Emek Kılıç yazdı: Ege’de zaten OHAL vardı
EMEK KILIÇ
Ege üniversitesinin 70’ler ve 80’lerde yükselen devrimci öğrenci hareketlerinin odağında ve kurucu ögelerinden oluşu, ne yazık ki o günlerden bu yana mücadele ve bedelle kazanılmış haklarının teker teker yok edilmesinin önüne geçemedi. Nasıl ki bugün kadınların inatçı mücadelesinin kazanımları yada demokrasi hareketleri toptan yok edilmek isteniyorsa, Ege kampüsünün zindan yapılması da aynı yöntem ve araçlarla sağlanmakta.
2015’te Ege kampüsü içinde yaşanan olaylarda Fırat Çakıroğlu'nun yaralanarak hayatını kaybetmesi üzerine rektörlük tarafından ilan edilen sıkıyönetim koşullarını aratmayacak uygulama ve kurallar eğitim yılı boyunca öğrencilere kampüs hayatını dar etti.
Yaşanan kampüs sıkıyönetiminin nasıl geliştiği ve tarihsel geçmişi belki de 7 Haziran seçimlerinden 15 Temmuz Darbe girişimi ve OHAL’e kadar varan Türkiye siyasi durumunun nasıl geliştiğiyle paraleldi.
Rektörlük kararınca sırayla polis ablukası büyütüldü, toplanma veya açıklama yapmak isteyen öğrenci gruplarına gözaltılar ve uzaklaştırmalar dizildi, üniversite içinde basın açıklaması yapmak yasaklandı, öğrenciler girişlerde üst aramasına tabi tutuldu, şenlik alanı tel örgülerle kapatıldı, Yabancı Diller Fakültesi dahil tüm girişlere boydan turnike kondu, hafta içi 22:00, hafta sonu ise 18:00'den itibaren kampüse giriş yasaklandı, bu duruma öğrenci topluluk ve klüplerinin etkisizleştirilmesi ve KYK kadın yurtlarında oda aramaları ve yönetim ihbar ile tehditleri eşlik etti. Barış Akademisyenlerine soruşturmalar açılarak uygulamaların yalnız öğrencilere değil tüm muhalif kesimlere yönelik de olduğu gösterildi. Rektörlük 2016 mezuniyet töreninde iletişim fakültesi mezunu öğrenciler tarafından açılan ‘gazetecilik suç değildir’ pankartına bile soruşturmayla yanıt verdi. Tüm bu süreçte 3 öğrencinin yanyana gelişine ögb-polis saldırısı, sticker yapıştırmaya, müzik yapmaya soruşturma açmak dahildi. Yani zaten Ege Üniversitesi’nde Olağanüstü bir hal vardı.

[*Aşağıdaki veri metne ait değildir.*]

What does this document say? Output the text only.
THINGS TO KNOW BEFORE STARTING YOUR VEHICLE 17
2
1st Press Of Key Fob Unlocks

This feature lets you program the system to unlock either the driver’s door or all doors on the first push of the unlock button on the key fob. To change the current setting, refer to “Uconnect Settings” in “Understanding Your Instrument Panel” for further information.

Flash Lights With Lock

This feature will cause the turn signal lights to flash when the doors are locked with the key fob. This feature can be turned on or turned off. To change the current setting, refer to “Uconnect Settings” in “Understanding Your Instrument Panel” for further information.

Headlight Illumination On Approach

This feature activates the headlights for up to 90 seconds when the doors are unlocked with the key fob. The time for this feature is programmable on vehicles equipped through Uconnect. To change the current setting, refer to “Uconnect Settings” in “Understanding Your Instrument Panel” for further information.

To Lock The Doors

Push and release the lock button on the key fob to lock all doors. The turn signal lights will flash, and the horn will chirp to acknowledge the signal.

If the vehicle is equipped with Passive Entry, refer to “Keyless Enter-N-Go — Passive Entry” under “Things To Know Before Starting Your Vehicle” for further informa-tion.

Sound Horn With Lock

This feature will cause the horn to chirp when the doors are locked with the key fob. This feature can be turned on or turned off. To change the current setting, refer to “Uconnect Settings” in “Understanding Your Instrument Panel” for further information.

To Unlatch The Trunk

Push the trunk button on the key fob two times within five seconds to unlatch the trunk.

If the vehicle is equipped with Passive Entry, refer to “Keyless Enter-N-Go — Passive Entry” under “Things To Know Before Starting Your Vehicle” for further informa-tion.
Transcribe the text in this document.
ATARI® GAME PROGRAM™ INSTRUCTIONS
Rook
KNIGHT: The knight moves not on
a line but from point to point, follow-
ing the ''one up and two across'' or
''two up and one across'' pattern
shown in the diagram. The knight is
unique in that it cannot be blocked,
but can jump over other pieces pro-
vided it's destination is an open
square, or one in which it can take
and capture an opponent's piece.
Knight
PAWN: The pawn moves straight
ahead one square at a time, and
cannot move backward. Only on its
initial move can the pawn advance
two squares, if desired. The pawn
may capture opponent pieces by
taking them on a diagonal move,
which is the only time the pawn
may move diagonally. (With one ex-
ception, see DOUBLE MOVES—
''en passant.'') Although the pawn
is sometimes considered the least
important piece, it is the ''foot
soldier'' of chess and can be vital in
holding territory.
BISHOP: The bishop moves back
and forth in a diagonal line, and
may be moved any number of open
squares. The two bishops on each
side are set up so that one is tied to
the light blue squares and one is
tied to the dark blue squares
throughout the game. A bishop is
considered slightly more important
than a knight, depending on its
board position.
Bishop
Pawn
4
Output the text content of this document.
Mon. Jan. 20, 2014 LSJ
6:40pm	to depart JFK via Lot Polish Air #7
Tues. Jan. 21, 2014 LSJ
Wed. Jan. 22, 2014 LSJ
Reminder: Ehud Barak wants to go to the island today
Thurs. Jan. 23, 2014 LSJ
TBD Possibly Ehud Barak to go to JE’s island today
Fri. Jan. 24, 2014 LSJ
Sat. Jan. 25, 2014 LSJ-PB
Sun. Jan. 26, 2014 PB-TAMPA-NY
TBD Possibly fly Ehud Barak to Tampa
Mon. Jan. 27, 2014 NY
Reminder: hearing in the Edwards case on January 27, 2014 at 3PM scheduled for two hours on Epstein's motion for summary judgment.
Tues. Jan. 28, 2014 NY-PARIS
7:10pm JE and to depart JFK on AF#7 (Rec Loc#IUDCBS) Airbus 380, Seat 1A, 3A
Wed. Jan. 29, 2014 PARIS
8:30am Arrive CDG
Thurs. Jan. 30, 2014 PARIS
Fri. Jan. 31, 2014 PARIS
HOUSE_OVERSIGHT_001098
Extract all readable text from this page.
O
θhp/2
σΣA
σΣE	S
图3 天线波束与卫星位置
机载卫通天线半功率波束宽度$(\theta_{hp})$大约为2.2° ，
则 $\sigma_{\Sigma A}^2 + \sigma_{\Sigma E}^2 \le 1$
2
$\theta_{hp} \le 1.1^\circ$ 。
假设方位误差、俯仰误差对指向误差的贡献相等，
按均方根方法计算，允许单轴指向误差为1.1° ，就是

Görevinin son 2 yılında öğrencilerin özel ve kişisel nefretini bile çeken rektör Candeğer Yılmaz’ın görevinin bitmesi üzerine yeni rektör seçimleri için yarışan 9 aday arasından Tıp Fakültesi vekil dekanı Prof. Dr. Yeşim Kirazlı 382 oyla ilk sırayla birinci oldu. Kendisi Fiziksel Tıp ve Rehabilitasyon dalında çalışıp profesör olmuş bir kadın. seçimden sonraki konuşmasında “Kadın öğretim üyeleri Türkiye’de yurt dışı ile karşılaştırıldığında çok iyi bir oranda ama kadın yöneticilerin sayısı az. Bu oran artmalı” demiş. Bir diğer soruşturmaya tabi tutulan mezuniyet pankartı da ‘kadınlık bizde yarımlık sizde kalsın’ idi, kadınların erkek egemen toplumda varoluşuyla ilgili kelamlar etmesi biz kampüs kadınlarını cesaretlendirmiştir. Kadın mücadelesinin kazanımlarından faydalanan ve hatta süslü kelamlarla bir ileriye götürerek ‘kadınlar vardır’ diyen Yeşim Kirazlı’yı eğer YÖK atarsa umarız rektör koltuğunda Candeğer Yılmaz’ı aratmayacak uygulamalar ve yaptırımların emrini verirken bulmayız da bahsettiği gibi hem kampüs içindeki kadın mücadelesine hem de diğer kampüs bileşenlerine hayatı dar etmez.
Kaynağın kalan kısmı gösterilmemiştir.